Intervention de Barbara Pompili

Réunion du 28 octobre 2014 à 16h00
Commission des affaires culturelles et de l'éducation

Photo issue du site de l'Assemblée nationale ou de WikipediaBarbara Pompili :

Madame Tolmont, je tiens à vous remercier du travail d'investigation que vous avez conduit sur des secteurs souvent mal connus et pourtant, aujourd'hui encore, malheureusement nécessaires !

Alors que la loi pour la refondation de l'école promeut l'école inclusive et que la loi du 11 février 2005 pour l'égalité des droits et des chances, la participation et la citoyenneté des personnes handicapées reconnaît le droit à la scolarisation aux élèves en situation de handicap, l'existence de structures adaptées comme les SEGPA ou les EREA n'est pas sans nous interpeller, tout en justifiant l'intérêt de votre rapport.
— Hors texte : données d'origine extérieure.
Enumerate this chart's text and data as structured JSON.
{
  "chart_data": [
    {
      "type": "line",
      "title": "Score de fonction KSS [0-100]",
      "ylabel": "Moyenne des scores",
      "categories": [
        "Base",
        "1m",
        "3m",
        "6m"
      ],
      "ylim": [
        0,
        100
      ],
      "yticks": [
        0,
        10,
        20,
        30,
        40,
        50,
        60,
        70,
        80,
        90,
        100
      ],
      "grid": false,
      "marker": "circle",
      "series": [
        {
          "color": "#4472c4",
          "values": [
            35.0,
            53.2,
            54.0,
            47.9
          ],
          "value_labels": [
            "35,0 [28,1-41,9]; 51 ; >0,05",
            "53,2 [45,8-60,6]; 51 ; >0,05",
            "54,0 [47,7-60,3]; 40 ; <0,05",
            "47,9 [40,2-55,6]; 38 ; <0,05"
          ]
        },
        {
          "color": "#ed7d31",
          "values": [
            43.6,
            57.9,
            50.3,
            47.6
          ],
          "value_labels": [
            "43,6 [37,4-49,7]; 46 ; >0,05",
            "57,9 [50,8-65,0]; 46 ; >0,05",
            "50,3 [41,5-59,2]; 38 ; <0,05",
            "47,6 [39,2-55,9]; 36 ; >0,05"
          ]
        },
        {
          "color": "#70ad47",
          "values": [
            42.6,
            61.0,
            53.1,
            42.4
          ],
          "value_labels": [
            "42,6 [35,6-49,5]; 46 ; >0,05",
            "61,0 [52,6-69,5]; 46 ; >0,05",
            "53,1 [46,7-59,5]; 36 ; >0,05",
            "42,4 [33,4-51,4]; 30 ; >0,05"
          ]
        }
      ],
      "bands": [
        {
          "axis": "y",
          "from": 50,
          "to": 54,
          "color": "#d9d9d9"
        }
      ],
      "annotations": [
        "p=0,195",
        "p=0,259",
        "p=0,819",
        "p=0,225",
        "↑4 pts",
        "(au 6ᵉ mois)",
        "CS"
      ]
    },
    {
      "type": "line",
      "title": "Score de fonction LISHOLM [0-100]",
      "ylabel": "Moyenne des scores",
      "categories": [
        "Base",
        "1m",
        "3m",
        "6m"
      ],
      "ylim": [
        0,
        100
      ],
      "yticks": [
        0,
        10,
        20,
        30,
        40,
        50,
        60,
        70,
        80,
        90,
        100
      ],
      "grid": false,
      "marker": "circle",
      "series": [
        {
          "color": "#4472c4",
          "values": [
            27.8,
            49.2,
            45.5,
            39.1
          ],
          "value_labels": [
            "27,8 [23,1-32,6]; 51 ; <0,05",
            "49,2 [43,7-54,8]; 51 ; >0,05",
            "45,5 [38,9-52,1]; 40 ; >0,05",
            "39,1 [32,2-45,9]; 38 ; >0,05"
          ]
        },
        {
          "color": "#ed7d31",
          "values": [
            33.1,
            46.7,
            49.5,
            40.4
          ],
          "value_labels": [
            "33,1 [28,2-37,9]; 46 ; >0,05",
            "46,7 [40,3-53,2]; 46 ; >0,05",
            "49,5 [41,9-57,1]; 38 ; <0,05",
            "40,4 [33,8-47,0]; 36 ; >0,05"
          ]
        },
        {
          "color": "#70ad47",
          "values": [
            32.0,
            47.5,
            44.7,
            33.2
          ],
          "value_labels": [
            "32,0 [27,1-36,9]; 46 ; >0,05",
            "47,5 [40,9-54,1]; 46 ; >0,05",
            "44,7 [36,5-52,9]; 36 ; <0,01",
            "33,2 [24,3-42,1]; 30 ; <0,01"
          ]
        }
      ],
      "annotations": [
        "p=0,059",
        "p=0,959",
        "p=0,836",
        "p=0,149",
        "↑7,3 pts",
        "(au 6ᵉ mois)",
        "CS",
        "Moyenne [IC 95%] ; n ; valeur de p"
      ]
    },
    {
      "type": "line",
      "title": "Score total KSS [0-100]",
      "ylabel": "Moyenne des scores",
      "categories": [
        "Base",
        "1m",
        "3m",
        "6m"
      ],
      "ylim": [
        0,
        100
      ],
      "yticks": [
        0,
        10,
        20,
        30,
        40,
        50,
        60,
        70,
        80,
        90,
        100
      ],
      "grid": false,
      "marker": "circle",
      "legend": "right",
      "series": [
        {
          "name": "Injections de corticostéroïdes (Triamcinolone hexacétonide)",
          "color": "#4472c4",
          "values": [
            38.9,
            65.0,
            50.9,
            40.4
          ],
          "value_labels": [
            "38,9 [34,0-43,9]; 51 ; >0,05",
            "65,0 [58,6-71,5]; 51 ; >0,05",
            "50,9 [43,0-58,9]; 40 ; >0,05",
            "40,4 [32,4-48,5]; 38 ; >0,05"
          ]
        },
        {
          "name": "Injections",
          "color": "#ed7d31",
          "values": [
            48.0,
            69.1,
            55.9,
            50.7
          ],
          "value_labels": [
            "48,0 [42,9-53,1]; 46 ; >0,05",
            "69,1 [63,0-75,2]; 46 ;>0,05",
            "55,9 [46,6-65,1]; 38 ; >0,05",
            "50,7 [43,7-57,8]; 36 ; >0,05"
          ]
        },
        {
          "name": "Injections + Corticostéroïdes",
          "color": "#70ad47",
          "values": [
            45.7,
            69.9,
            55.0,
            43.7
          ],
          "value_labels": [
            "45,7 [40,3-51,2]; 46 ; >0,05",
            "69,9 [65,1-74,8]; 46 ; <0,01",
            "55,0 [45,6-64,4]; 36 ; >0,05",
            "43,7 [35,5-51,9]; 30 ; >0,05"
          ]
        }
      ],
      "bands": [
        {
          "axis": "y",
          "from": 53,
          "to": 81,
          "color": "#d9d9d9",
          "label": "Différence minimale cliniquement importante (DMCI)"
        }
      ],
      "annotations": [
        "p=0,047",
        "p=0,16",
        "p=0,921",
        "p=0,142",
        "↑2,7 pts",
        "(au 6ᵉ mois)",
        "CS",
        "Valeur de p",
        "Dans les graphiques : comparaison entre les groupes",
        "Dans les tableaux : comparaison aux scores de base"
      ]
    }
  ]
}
Si nous prônons l'école inclusive et l'adaptation du système aux besoins de chaque élève, incluant le parcours individualisé et l'accompagnement humain, nous constatons aujourd'hui que nous sommes encore loin d'atteindre cet idéal. Oui, l'existence même des SEGPA et des EREA est la preuve que l'école inclusive n'existe pas encore. C'est pourquoi quiconque prônerait leur disparition immédiate prendrait le risque d'aggraver les difficultés scolaires et sociales de nombreux élèves qui, ne sachant vers quelles structures se tourner, seraient très mal accueillis dans le milieu dit ordinaire.
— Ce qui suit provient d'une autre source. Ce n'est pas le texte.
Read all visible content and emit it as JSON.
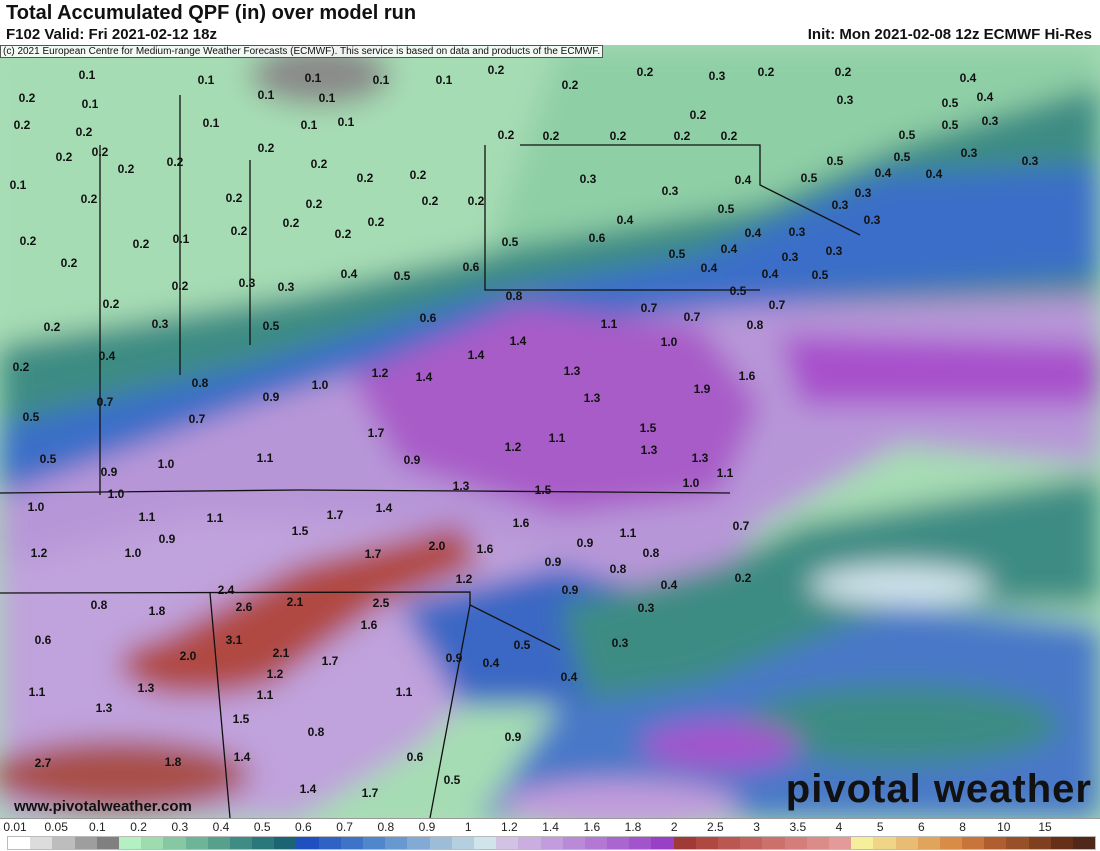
{
  "header": {
    "title": "Total Accumulated QPF (in) over model run",
    "valid": "F102 Valid: Fri 2021-02-12 18z",
    "init": "Init: Mon 2021-02-08 12z ECMWF Hi-Res"
  },
  "map": {
    "credit": "(c) 2021 European Centre for Medium-range Weather Forecasts (ECMWF). This service is based on data and products of the ECMWF.",
    "url": "www.pivotalweather.com",
    "logo": "pivotal weather",
    "labels": [
      "0.1",
      "0.1",
      "0.1",
      "0.1",
      "0.1",
      "0.2",
      "0.2",
      "0.2",
      "0.3",
      "0.2",
      "0.2",
      "0.4",
      "0.2",
      "0.1",
      "0.1",
      "0.1",
      "0.5",
      "0.4",
      "0.3",
      "0.2",
      "0.2",
      "0.1",
      "0.1",
      "0.1",
      "0.2",
      "0.5",
      "0.3",
      "0.2",
      "0.2",
      "0.2",
      "0.2",
      "0.2",
      "0.2",
      "0.2",
      "0.2",
      "0.2",
      "0.2",
      "0.2",
      "0.5",
      "0.5",
      "0.5",
      "0.3",
      "0.3",
      "0.1",
      "0.2",
      "0.2",
      "0.2",
      "0.2",
      "0.2",
      "0.2",
      "0.2",
      "0.3",
      "0.3",
      "0.4",
      "0.5",
      "0.4",
      "0.4",
      "0.3",
      "0.5",
      "0.2",
      "0.2",
      "0.2",
      "0.1",
      "0.2",
      "0.2",
      "0.2",
      "0.2",
      "0.4",
      "0.3",
      "0.3",
      "0.4",
      "0.3",
      "0.3",
      "0.6",
      "0.5",
      "0.5",
      "0.4",
      "0.2",
      "0.2",
      "0.3",
      "0.3",
      "0.4",
      "0.5",
      "0.6",
      "0.4",
      "0.3",
      "0.4",
      "0.5",
      "0.2",
      "0.3",
      "0.5",
      "0.6",
      "0.8",
      "0.7",
      "0.5",
      "0.7",
      "0.7",
      "1.1",
      "0.8",
      "0.4",
      "1.4",
      "1.0",
      "1.4",
      "0.2",
      "1.2",
      "1.4",
      "1.3",
      "1.6",
      "0.8",
      "1.0",
      "0.7",
      "0.9",
      "1.9",
      "1.3",
      "0.5",
      "0.7",
      "1.7",
      "1.5",
      "1.1",
      "1.2",
      "1.3",
      "0.5",
      "1.0",
      "1.1",
      "0.9",
      "1.3",
      "0.9",
      "1.1",
      "1.3",
      "1.5",
      "1.0",
      "1.0",
      "1.0",
      "1.1",
      "1.1",
      "1.7",
      "1.4",
      "1.6",
      "1.5",
      "0.7",
      "0.9",
      "1.1",
      "1.2",
      "1.0",
      "0.9",
      "1.7",
      "2.0",
      "1.6",
      "0.8",
      "0.9",
      "0.8",
      "1.2",
      "0.2",
      "0.4",
      "2.4",
      "0.9",
      "0.8",
      "1.8",
      "2.6",
      "2.1",
      "2.5",
      "0.3",
      "0.6",
      "3.1",
      "1.6",
      "0.5",
      "0.3",
      "2.0",
      "2.1",
      "1.7",
      "0.9",
      "0.4",
      "1.2",
      "1.1",
      "1.3",
      "1.1",
      "1.1",
      "0.4",
      "1.3",
      "1.5",
      "0.8",
      "0.9",
      "1.4",
      "0.6",
      "2.7",
      "1.8",
      "0.5",
      "1.4",
      "1.7"
    ]
  },
  "colorbar": {
    "ticks": [
      "0.01",
      "0.05",
      "0.1",
      "0.2",
      "0.3",
      "0.4",
      "0.5",
      "0.6",
      "0.7",
      "0.8",
      "0.9",
      "1",
      "1.2",
      "1.4",
      "1.6",
      "1.8",
      "2",
      "2.5",
      "3",
      "3.5",
      "4",
      "5",
      "6",
      "8",
      "10",
      "15"
    ],
    "colors": [
      "#ffffff",
      "#dcdcdc",
      "#bdbdbd",
      "#9e9e9e",
      "#808080",
      "#b4f0c2",
      "#9edcb0",
      "#86c8a2",
      "#6eb496",
      "#56a08c",
      "#3e8c84",
      "#2a787c",
      "#1a6474",
      "#1e50c0",
      "#2e62c4",
      "#3e74c8",
      "#5086cc",
      "#6898d0",
      "#82aad4",
      "#9cbcd8",
      "#b4d0e0",
      "#d0e4ec",
      "#d2c2e4",
      "#caaee0",
      "#c29cdc",
      "#ba8ad8",
      "#b278d4",
      "#aa66d0",
      "#a254cc",
      "#9a40c6",
      "#a03a36",
      "#b04842",
      "#bc5650",
      "#c4625e",
      "#cc706c",
      "#d47e7a",
      "#dc8c88",
      "#e49a98",
      "#f6ee9a",
      "#f0d488",
      "#e8bc72",
      "#e0a45c",
      "#d88c46",
      "#c8743a",
      "#b05e30",
      "#985028",
      "#804020",
      "#663018",
      "#50281a"
    ]
  }
}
Or, c'est précisément sur le milieu ordinaire qu'il convient d'agir pour le rendre capable, à terme, d'accueillir les élèves en grande difficulté. Il n'est pas acceptable que le système scolaire continue de reproduire et d'aggraver les inégalités sociales, alors qu'il devrait servir de tremplin à ces élèves. Nous ne pouvons plus accepter que les plus fragiles soient extraits du milieu ordinaire pour être placés dans des filières vues et vécues comme des voies de garage, où l'on essaie de les oublier en limitant au maximum les relations entre milieu adapté et milieu ordinaire – c'est un point que vous soulignez. C'est comme si ces deux mondes coexistaient sans se voir, puisque, même lorsqu'ils partagent le même site, ils ne partagent pas les mêmes locaux, ce qui interdit tout mélange ou tout échange entre les élèves et les professeurs de ces deux mondes, qu'il s'agisse des cours, des activités sportives et artistiques, des voyages scolaires, des dynamiques d'établissement, voire de la cantine – il y a fort heureusement quelques exceptions. Il est donc urgent d'agir pour pallier les défaillances de notre système, qui rejette une partie des jeunes.
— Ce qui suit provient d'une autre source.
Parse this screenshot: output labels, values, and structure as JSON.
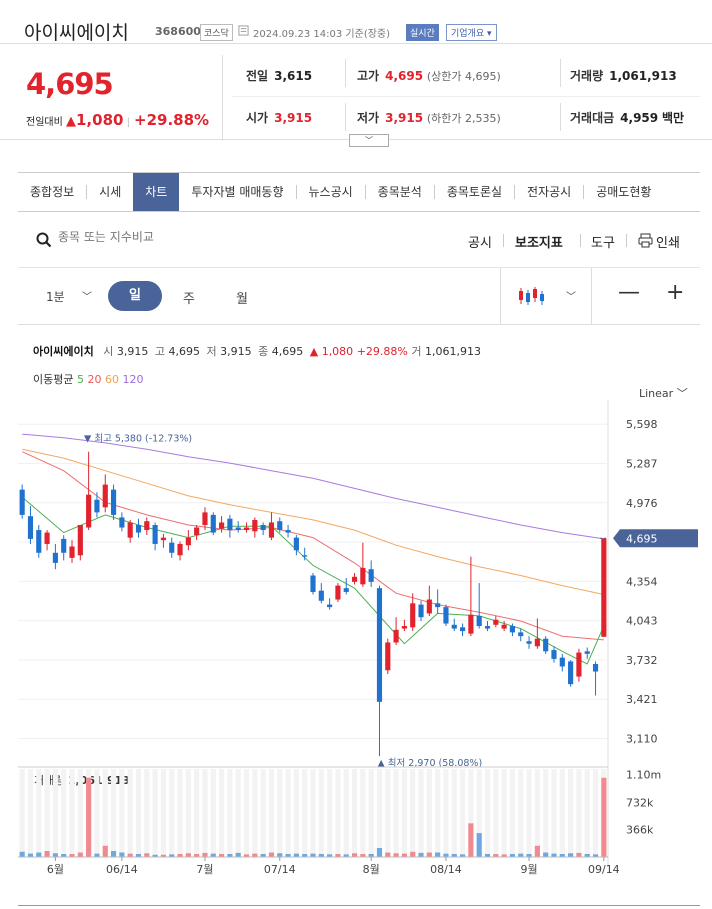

La loi de refondation de l'école constitue une première étape, notamment parce qu'elle redonne la priorité au primaire – les professionnels de SEGPA le soulignent : il faut s'attaquer aux difficultés dès le primaire – et qu'elle restaure la formation des enseignants. Il faut toutefois aller plus loin. Devant les difficultés spécifiques rencontrées par certains élèves, nombre d'enseignants se sentent encore aujourd'hui trop démunis. Le manque de formation de l'ensemble des équipes pédagogiques à l'accueil des élèves en situation de handicap ou en grande difficulté étant une des racines du mal, il faut tout faire pour y remédier.

Il convient également d'assouplir le système, afin de permettre à chaque élève de bénéficier d'un suivi et d'un parcours individualisés. Il devrait être possible de mieux « circuler » à l'intérieur d'un cycle et de fonctionner par petits groupes et par projets. Il faut également augmenter les moyens humains pour accompagner chaque élève et mieux ouvrir l'établissement à son milieu.

Je tiens à insister sur la nécessité d'améliorer l'existant car, de l'avis même des professionnels travaillant en SEGPA, la suppression à court terme de ces structures relève de l'utopie. En attendant que l'inclusion en milieu ordinaire puisse devenir la norme, il convient d'améliorer le fonctionnement des SEGPA et des EREA pour leur permettre de répondre aux difficultés des élèves que ces structures accueillent.

Vos préconisations, madame la rapporteure pour avis, vont dans le bon sens puisqu'elles tendent à renforcer les liens entre le milieu ordinaire et le milieu adapté pour les élèves et les enseignants, à réviser les critères d'orientation, à supprimer la condition devenue absurde du redoublement, à systématiser le réexamen des situations des élèves scolarisés en milieu adapté, à accroître les sorties d'élèves vers la voie « ordinaire », notamment grâce aux liens créés lors du réexamen des situations, à revoir les missions des EREA en les intégrant à leur environnement scolaire, à mieux valoriser le travail des personnels et à mettre l'accent sur leur formation. J'espère que vos conclusions trouveront rapidement un écho favorable et concret.